I really believe I was learning this entire time, even when—no, especially when—the moments were unremarkable. It’s easier now to look back and connect some dots in these small moments:

  • I people-watched in a noodle shop in Korea as I waited for my order. Six thousand miles away from home, I couldn’t understand a word they spoke. Everything was different, and yet everything was the same because their facial expressions and the emotion in their voices were human all the same. Again I am reminded that the world I am familiar with is just one tiny sphere in this world.
  • My nai nai ran up to me, almost tripping, to hug me and hold my cheeks, smiling uncontrollably. A few weeks before that, one of my friends explained to me, “By 18, you’ve already lived through most of the time you’ll ever get to spend with your family.” At that moment, this hit me hard. Lunch with my wai po and wai gong back in Saratoga mean something more now. Conversations and interactions with my sister, brother, and parents, too.
  • Visiting another country with my girlfriend felt so surreal at times, and yet I noticed there was so much “old” in all the “new.” We’d still laugh about the stupidest things, she’d still point out aesthetic shops and packaging, and I’d still point out our moon shadows whenever I saw them.
  • In a brief conversation with one of the volunteer leaders in Costa Rica, he told me about how he quit his investment banking job to come out here to do conservation work. It was a passing conversation then, but it was interactions like these that made me realize I didn’t find my own work meaningful.
  • At a basketball court in China, I talked for an hour to a college grad about NBA teams and players. I can only speak limited Chinese and he didn’t know any English, so it was a charade-like game of clues like jersey color, playstyle, and famous moments to try to communicate. It was all very funny, and even more pointless, but I made a friend through it.

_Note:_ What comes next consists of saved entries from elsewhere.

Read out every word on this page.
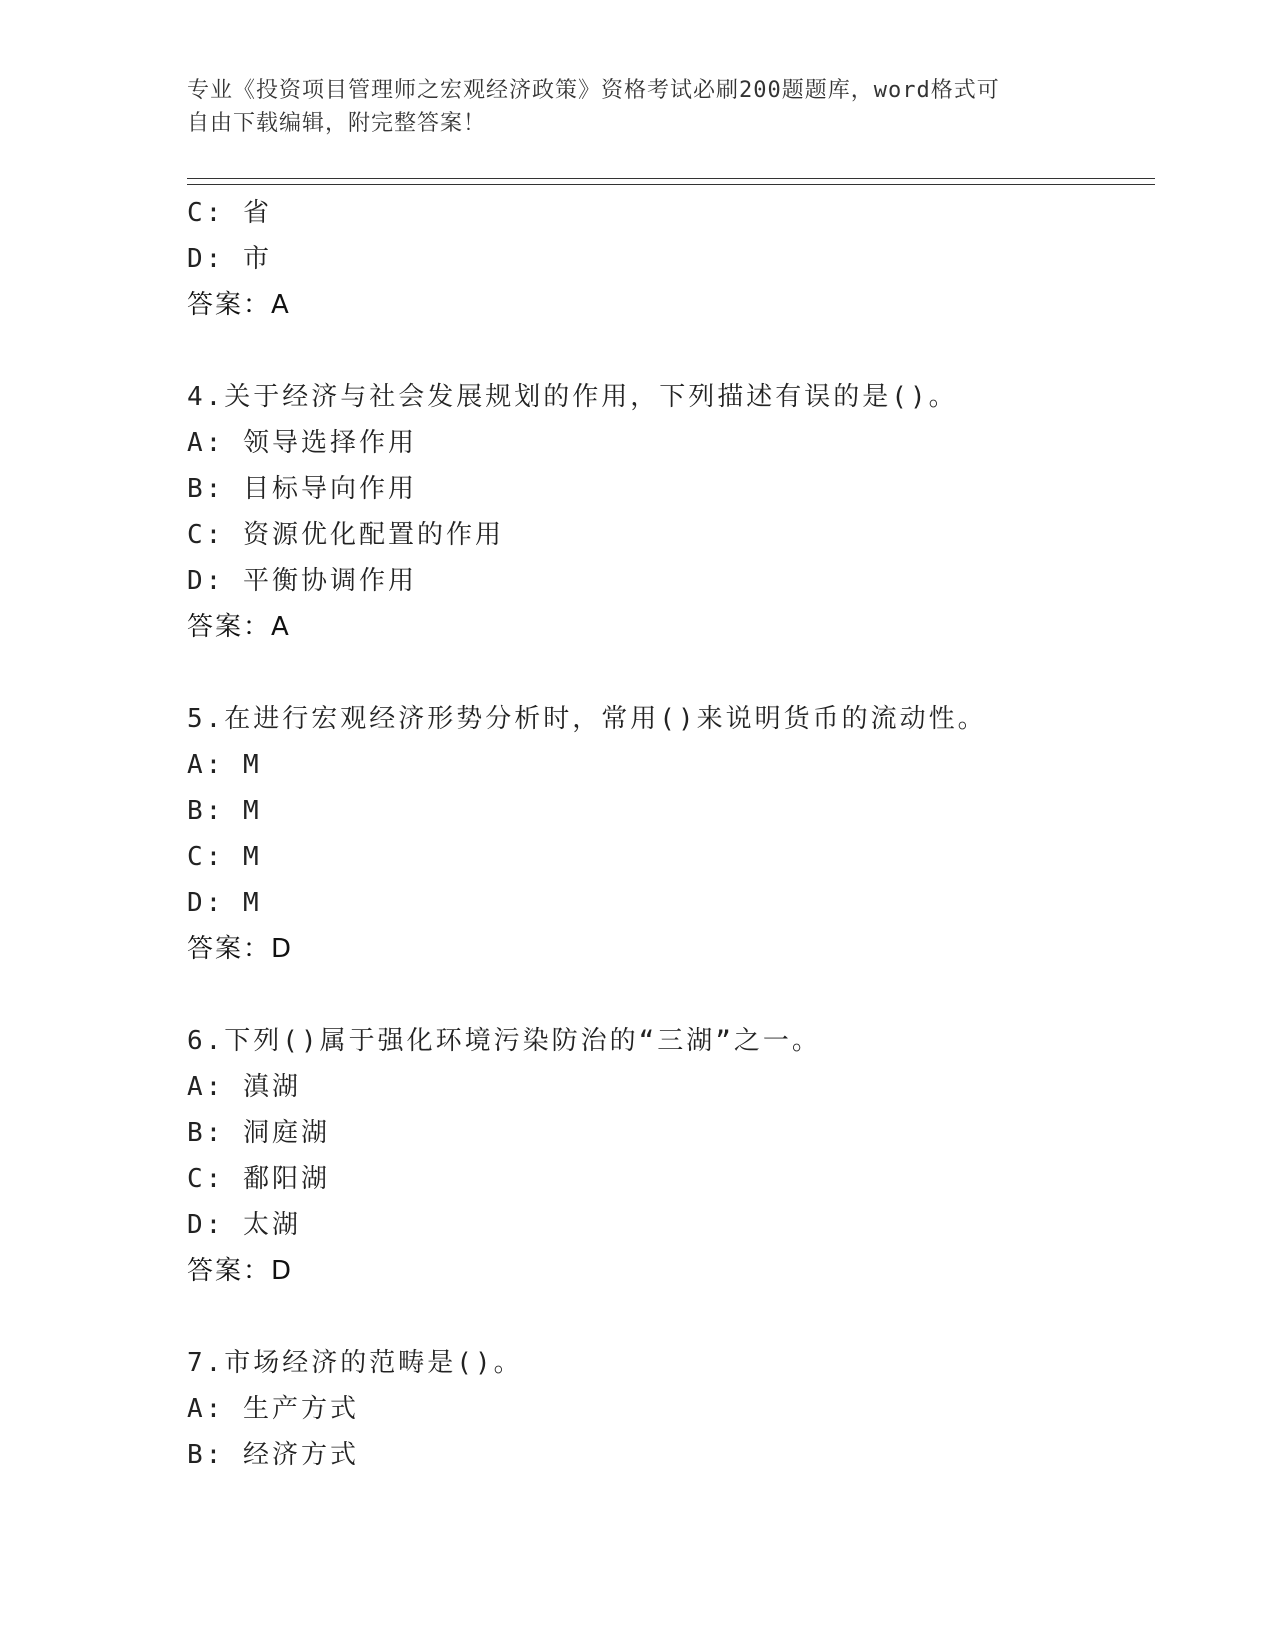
专业《投资项目管理师之宏观经济政策》资格考试必刷200题题库，word格式可
自由下载编辑，附完整答案！
C: 省
D: 市
答案：A
4.关于经济与社会发展规划的作用，下列描述有误的是()。
A: 领导选择作用
B: 目标导向作用
C: 资源优化配置的作用
D: 平衡协调作用
答案：A
5.在进行宏观经济形势分析时，常用()来说明货币的流动性。
A: M
B: M
C: M
D: M
答案：D
6.下列()属于强化环境污染防治的“三湖”之一。
A: 滇湖
B: 洞庭湖
C: 鄱阳湖
D: 太湖
答案：D
7.市场经济的范畴是()。
A: 生产方式
B: 经济方式
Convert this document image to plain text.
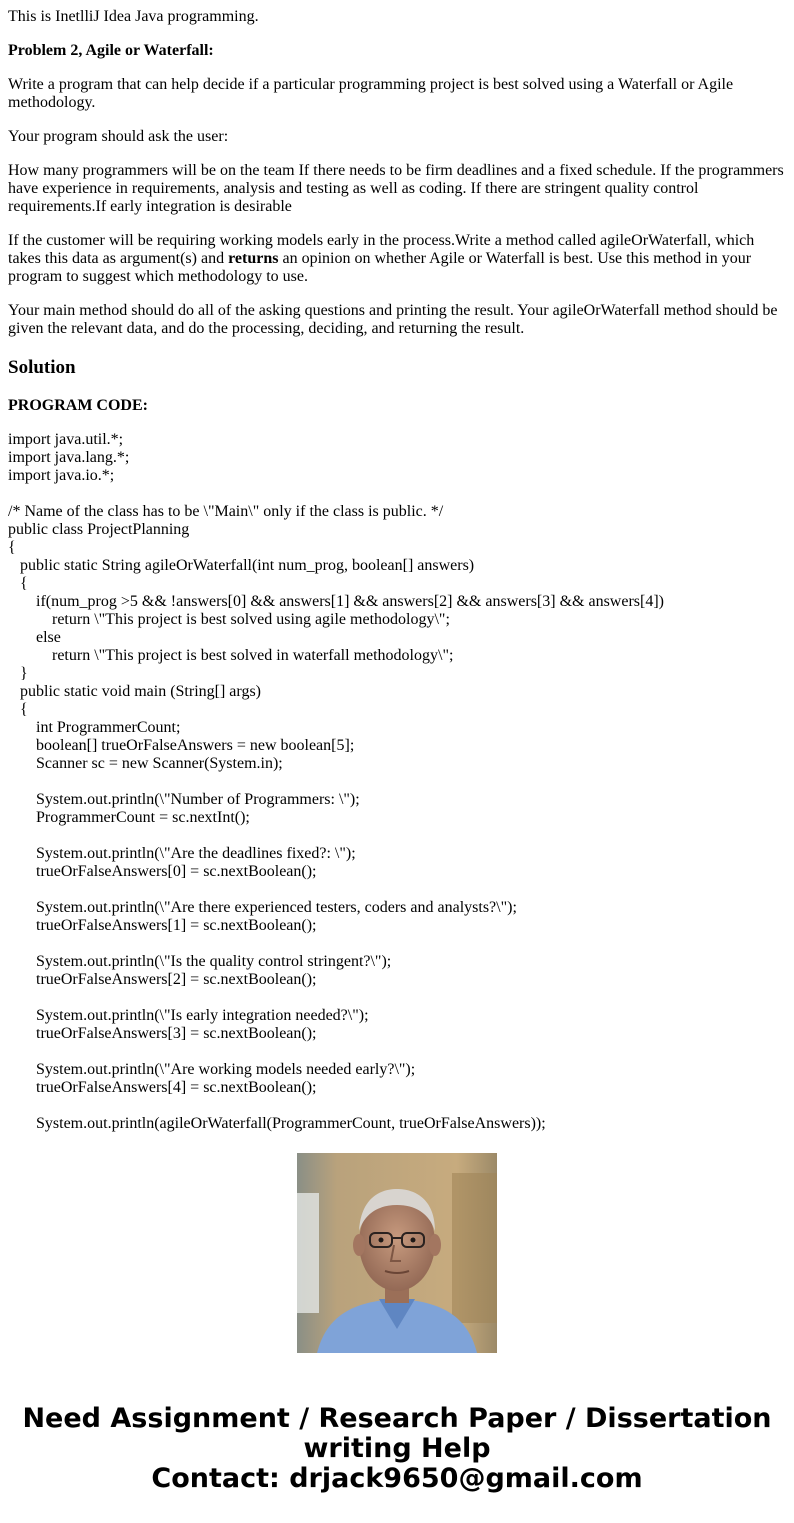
This is InetlliJ Idea Java programming.

Problem 2, Agile or Waterfall:

Write a program that can help decide if a particular programming project is best solved using a Waterfall or Agile methodology.

Your program should ask the user:

How many programmers will be on the team If there needs to be firm deadlines and a fixed schedule. If the programmers have experience in requirements, analysis and testing as well as coding. If there are stringent quality control requirements.If early integration is desirable

If the customer will be requiring working models early in the process.Write a method called agileOrWaterfall, which takes this data as argument(s) and returns an opinion on whether Agile or Waterfall is best. Use this method in your program to suggest which methodology to use.

Your main method should do all of the asking questions and printing the result. Your agileOrWaterfall method should be given the relevant data, and do the processing, deciding, and returning the result.

Solution

PROGRAM CODE:

import java.util.*;
import java.lang.*;
import java.io.*;
/* Name of the class has to be \"Main\" only if the class is public. */
public class ProjectPlanning
{
public static String agileOrWaterfall(int num_prog, boolean[] answers)
{
if(num_prog >5 && !answers[0] && answers[1] && answers[2] && answers[3] && answers[4])
return \"This project is best solved using agile methodology\";
else
return \"This project is best solved in waterfall methodology\";
}
public static void main (String[] args)
{
int ProgrammerCount;
boolean[] trueOrFalseAnswers = new boolean[5];
Scanner sc = new Scanner(System.in);
System.out.println(\"Number of Programmers: \");
ProgrammerCount = sc.nextInt();
System.out.println(\"Are the deadlines fixed?: \");
trueOrFalseAnswers[0] = sc.nextBoolean();
System.out.println(\"Are there experienced testers, coders and analysts?\");
trueOrFalseAnswers[1] = sc.nextBoolean();
System.out.println(\"Is the quality control stringent?\");
trueOrFalseAnswers[2] = sc.nextBoolean();
System.out.println(\"Is early integration needed?\");
trueOrFalseAnswers[3] = sc.nextBoolean();
System.out.println(\"Are working models needed early?\");
trueOrFalseAnswers[4] = sc.nextBoolean();
System.out.println(agileOrWaterfall(ProgrammerCount, trueOrFalseAnswers));
Need Assignment / Research Paper / Dissertation
writing Help
Contact: drjack9650@gmail.com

These experiences, as unremarkable as they first seemed, could not feel more powerful.

nai nai and ye yenai nai and ye ye

***

I worry a lot that I’m over-romanticizing these “small things in life” and that it’s really not that deep.

And I’m guessing I’m right that it isn’t that deep, but, you know, I also think that’s the whole point. These dead-simple moments that make up my life—having lunch with my grandparents, feeding my dogs, checking my phone for texts from friends, whatever it is—are exactly that: they’re my life. So to feel them (and hopefully sometimes, to also appreciate them) is to live.

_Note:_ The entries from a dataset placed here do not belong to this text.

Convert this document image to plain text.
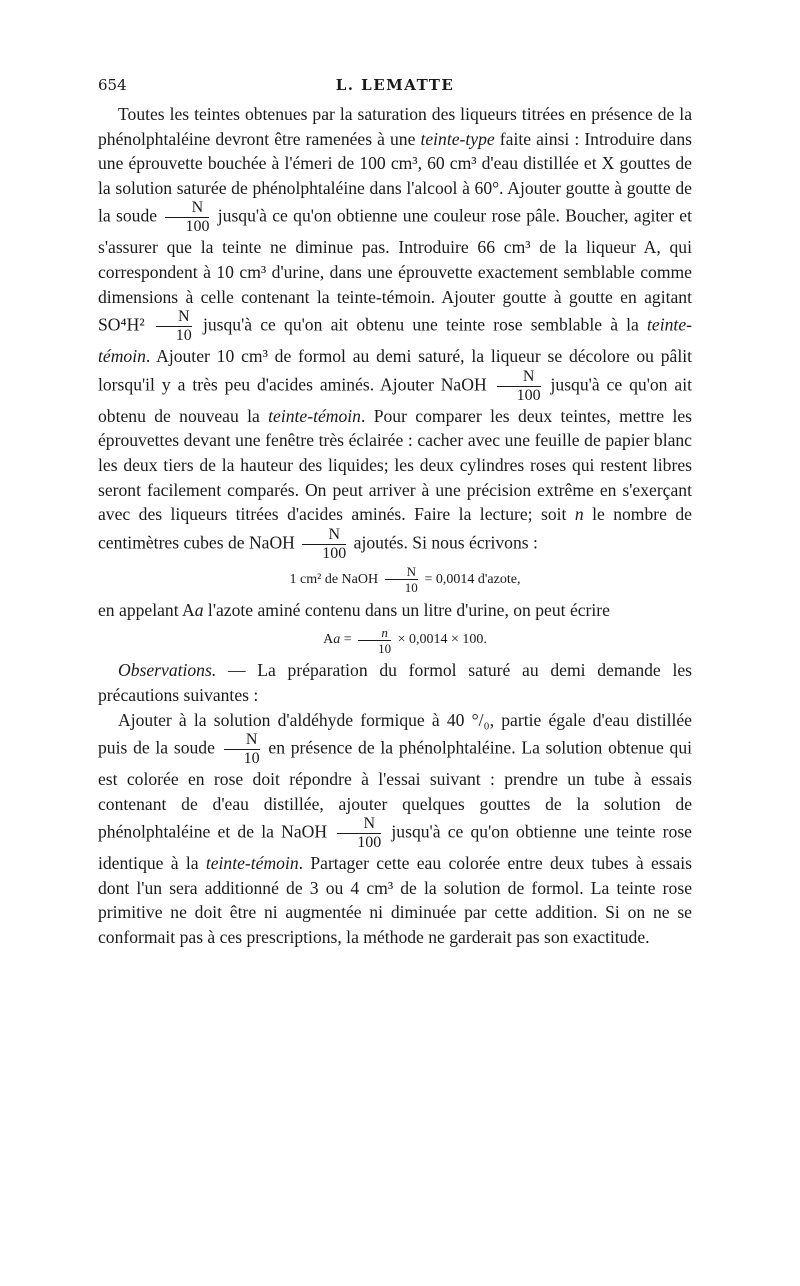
654	L. LEMATTE

Toutes les teintes obtenues par la saturation des liqueurs titrées en présence de la phénolphtaléine devront être ramenées à une teinte-type faite ainsi : Introduire dans une éprouvette bouchée à l'émeri de 100 cm³, 60 cm³ d'eau distillée et X gouttes de la solution saturée de phénolphtaléine dans l'alcool à 60°. Ajouter goutte à goutte de la soude $\frac{N}{100}$ jusqu'à ce qu'on obtienne une couleur rose pâle. Boucher, agiter et s'assurer que la teinte ne diminue pas. Introduire 66 cm³ de la liqueur A, qui correspondent à 10 cm³ d'urine, dans une éprouvette exactement semblable comme dimensions à celle contenant la teinte-témoin. Ajouter goutte à goutte en agitant $SO^4H^2 \frac{N}{10}$ jusqu'à ce qu'on ait obtenu une teinte rose semblable à la teinte-témoin. Ajouter 10 cm³ de formol au demi saturé, la liqueur se décolore ou pâlit lorsqu'il y a très peu d'acides aminés. Ajouter NaOH $\frac{N}{100}$ jusqu'à ce qu'on ait obtenu de nouveau la teinte-témoin. Pour comparer les deux teintes, mettre les éprouvettes devant une fenêtre très éclairée : cacher avec une feuille de papier blanc les deux tiers de la hauteur des liquides; les deux cylindres roses qui restent libres seront facilement comparés. On peut arriver à une précision extrême en s'exerçant avec des liqueurs titrées d'acides aminés. Faire la lecture; soit n le nombre de centimètres cubes de NaOH $\frac{N}{100}$ ajoutés. Si nous écrivons :

1 cm² de NaOH $\frac{N}{10} = 0,0014$ d'azote,

en appelant Aa l'azote aminé contenu dans un litre d'urine, on peut écrire

$Aa = \frac{n}{10} \times 0,0014 \times 100$.

Observations. — La préparation du formol saturé au demi demande les précautions suivantes :

Ajouter à la solution d'aldéhyde formique à 40 °/₀, partie égale d'eau distillée puis de la soude $\frac{N}{10}$ en présence de la phénolphtaléine. La solution obtenue qui est colorée en rose doit répondre à l'essai suivant : prendre un tube à essais contenant de d'eau distillée, ajouter quelques gouttes de la solution de phénolphtaléine et de la NaOH $\frac{N}{100}$ jusqu'à ce qu'on obtienne une teinte rose identique à la teinte-témoin. Partager cette eau colorée entre deux tubes à essais dont l'un sera additionné de 3 ou 4 cm³ de la solution de formol. La teinte rose primitive ne doit être ni augmentée ni diminuée par cette addition. Si on ne se conformait pas à ces prescriptions, la méthode ne garderait pas son exactitude.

Now that I think about it, it’s kind of funny that I fly so far just to enjoy these everyday moments in a different setting. It’s like none of this was that far to begin with.

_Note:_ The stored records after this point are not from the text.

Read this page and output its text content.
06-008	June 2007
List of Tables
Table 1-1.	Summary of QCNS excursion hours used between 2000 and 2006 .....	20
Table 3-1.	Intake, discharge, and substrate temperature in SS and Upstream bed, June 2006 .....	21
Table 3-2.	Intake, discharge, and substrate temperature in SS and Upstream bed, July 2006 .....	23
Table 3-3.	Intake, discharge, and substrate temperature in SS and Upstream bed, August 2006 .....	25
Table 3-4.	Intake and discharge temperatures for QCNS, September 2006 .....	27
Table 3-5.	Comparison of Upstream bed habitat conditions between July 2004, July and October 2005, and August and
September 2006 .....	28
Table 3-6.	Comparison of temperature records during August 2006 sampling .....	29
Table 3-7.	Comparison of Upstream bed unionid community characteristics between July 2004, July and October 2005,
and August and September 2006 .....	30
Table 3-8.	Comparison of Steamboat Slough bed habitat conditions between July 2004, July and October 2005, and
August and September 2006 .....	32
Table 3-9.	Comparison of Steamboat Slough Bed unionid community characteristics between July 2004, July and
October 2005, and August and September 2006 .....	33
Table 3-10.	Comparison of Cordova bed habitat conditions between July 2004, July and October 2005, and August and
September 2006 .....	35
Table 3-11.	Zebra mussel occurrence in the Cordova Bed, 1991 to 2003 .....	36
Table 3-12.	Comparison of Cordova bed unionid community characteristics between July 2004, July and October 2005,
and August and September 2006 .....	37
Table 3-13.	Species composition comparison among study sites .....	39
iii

I landed today after 3 weeks all throughout Asia, and I feel so undeniably aware of these small moments. My mom squeezing me and saying, “I missed you when you were gone.” Me showing my sister the clothes I bought in Korea and asking her if my shorts are too big. Her making fun of the shade of green I chose.

Even right now, as I’m outside feeding my dogs a couple of bones from my dinner. Following my command, they sit and shake my paws. They nudge me and lick their lips and take the bones eagerly, as dogs do.

It’s a very bright night, so I can see our moon shadows clearly. It’s really just another Monday night and I’m back in the boring suburbs of Saratoga. I’ve been here a hundred times before, but I swear to you the moon shadows were never here before and it’s all a bit different this time. I look up and it’s not exactly a full moon, but, you know what, it might as well be.

Because sitting here with my dogs, this little moment and all the little ones that came before it—this feels as close to living as I’ll ever get.